Solved

Low Performance of ESXi 4.1 Server on Dell M710

Posted on 2011-03-11
46
1,487 Views
Last Modified: 2012-06-27
Hi,
We have a Dell PowerEdge M710 blade server, with 144GB of RAM, with four SATA disk drives each 600GB. I could not remember the Raid level used, but the total available disk for usage is 1.63TB. We have installed ESXi 4.1 free license. After installing 10 Virtual Machines(VM) with 4GB of RAM each, and using only 6 VMs, the ESXi has become very slow. All the VMs have become extremely slow that even small software are taking huge time to install. I have heard that this may be because of Input/Output Processing and may also related to Raid. Can anyone help what might be the issue.

thanks
0
Comment
Question by:mkalugotla
  • 16
  • 13
  • 10
  • +4
46 Comments
 
LVL 30

Expert Comment

by:IanTh
ID: 35110861
how many cores have you got

are  the sata drives in a raid controller if it is what hardware raid controller are you using
you are running raid 5 as 4 * 600 is 2400 gb and in raid 5 you lose roughly 1/3 so thats why you get 1.63 tb
0
 
LVL 30

Expert Comment

by:IanTh
ID: 35110873
also I have noticed if a vm is windows it takes more esx processing slices than linux
0
 
LVL 6

Expert Comment

by:zane_o
ID: 35110898
Are you sure those aren't SAS drives? I can't see spending a small fortune on RAM and going cheap on the drives. If they are SATA, I would get those changed out.

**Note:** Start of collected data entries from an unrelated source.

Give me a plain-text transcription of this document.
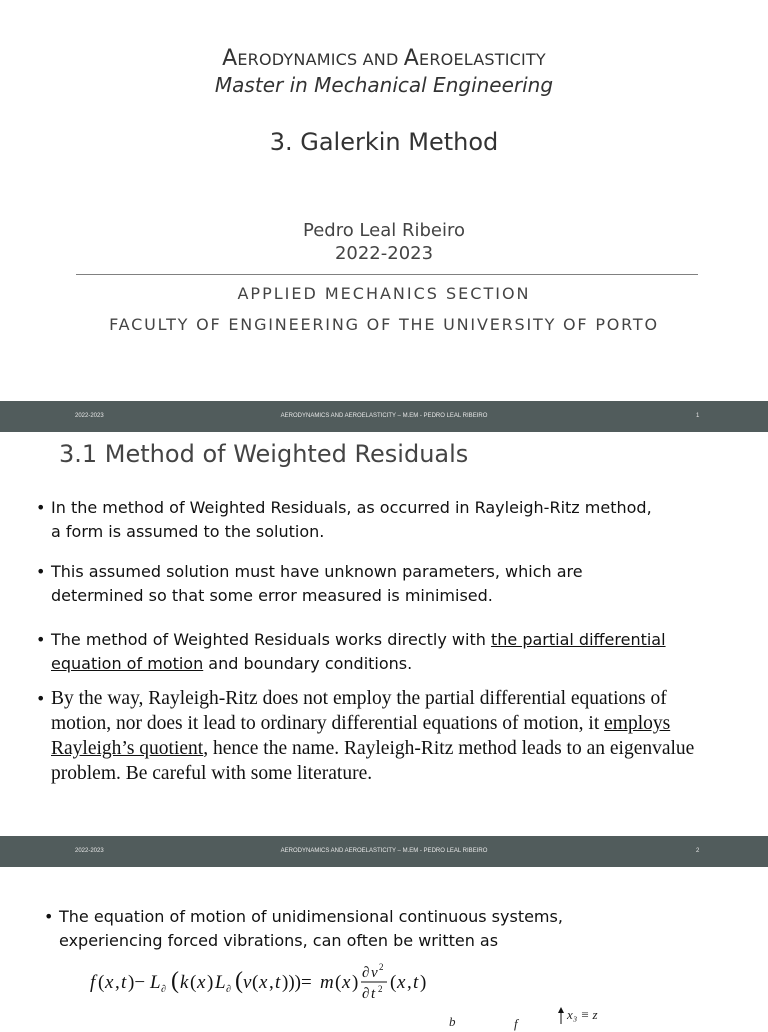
AERODYNAMICS AND AEROELASTICITY
Master in Mechanical Engineering
3. Galerkin Method
Pedro Leal Ribeiro
2022-2023
APPLIED MECHANICS SECTION
FACULTY OF ENGINEERING OF THE UNIVERSITY OF PORTO
2022-2023	AERODYNAMICS AND AEROELASTICITY – M.EM - PEDRO LEAL RIBEIRO	1
3.1 Method of Weighted Residuals
• In the method of Weighted Residuals, as occurred in Rayleigh-Ritz method,
a form is assumed to the solution.
• This assumed solution must have unknown parameters, which are
determined so that some error measured is minimised.
• The method of Weighted Residuals works directly with the partial differential
equation of motion and boundary conditions.
• By the way, Rayleigh-Ritz does not employ the partial differential equations of
motion, nor does it lead to ordinary differential equations of motion, it employs
Rayleigh’s quotient, hence the name. Rayleigh-Ritz method leads to an eigenvalue
problem. Be careful with some literature.
2022-2023	AERODYNAMICS AND AEROELASTICITY – M.EM - PEDRO LEAL RIBEIRO	2
• The equation of motion of unidimensional continuous systems,
experiencing forced vibrations, can often be written as
f ( x , t )− L ∂ ( k ( x ) L ∂ ( v ( x , t )))= m ( x ) ∂ v 2
∂ t 2 ( x , t )
b	f
x₃ ≡ z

What do the performance counters on the VMs look like. Is there a lot of CPU activity? Have you assigned more vCPUs than necessary to the VMs?

Could be the storage driver too.
0
 
LVL 8

Expert Comment

by:ragnarok89
ID: 35110916
Possible causes for poor performance:

- Not enough CPUs in the Blade server
- T1hin Disk VMs that are trying to grow, but not enough Disk space in ESX
- Not enough RAID 5 Arrays (if you have 5 VMS on a single RAID aray, it might be too much,
   never mind 10 VMs)
0
 
LVL 9

Expert Comment

by:BDoellefeld
ID: 35110925
You didn't mention what roles these VM servers function as.  Asnything with high I/O? This sounds like disk I/O and latency to me.

Take a look at it in ESXi by going to the performance tab and and changing the chart options to Disk. In the counters window enable the I/O latency monitors.

You want it to be below 20, although it is normal for it to bounce above 20 sometimes. If it is sustained above 20 that's more than likely your problem.
0
 
LVL 9

Expert Comment

by:predragpetrovic
ID: 35110929
VM performance issue in your case is caused by SATA drives and RAID level (but most likely by SATA drives). SATA is not recommended for that amount of virtual machines on that RAID level with that number of disks. Also it depends on the type of services running (for example Exchange and SQL together with transaction logs + Active Directory, Sharepoint maybe). This will degrade your performance to the power of 10th.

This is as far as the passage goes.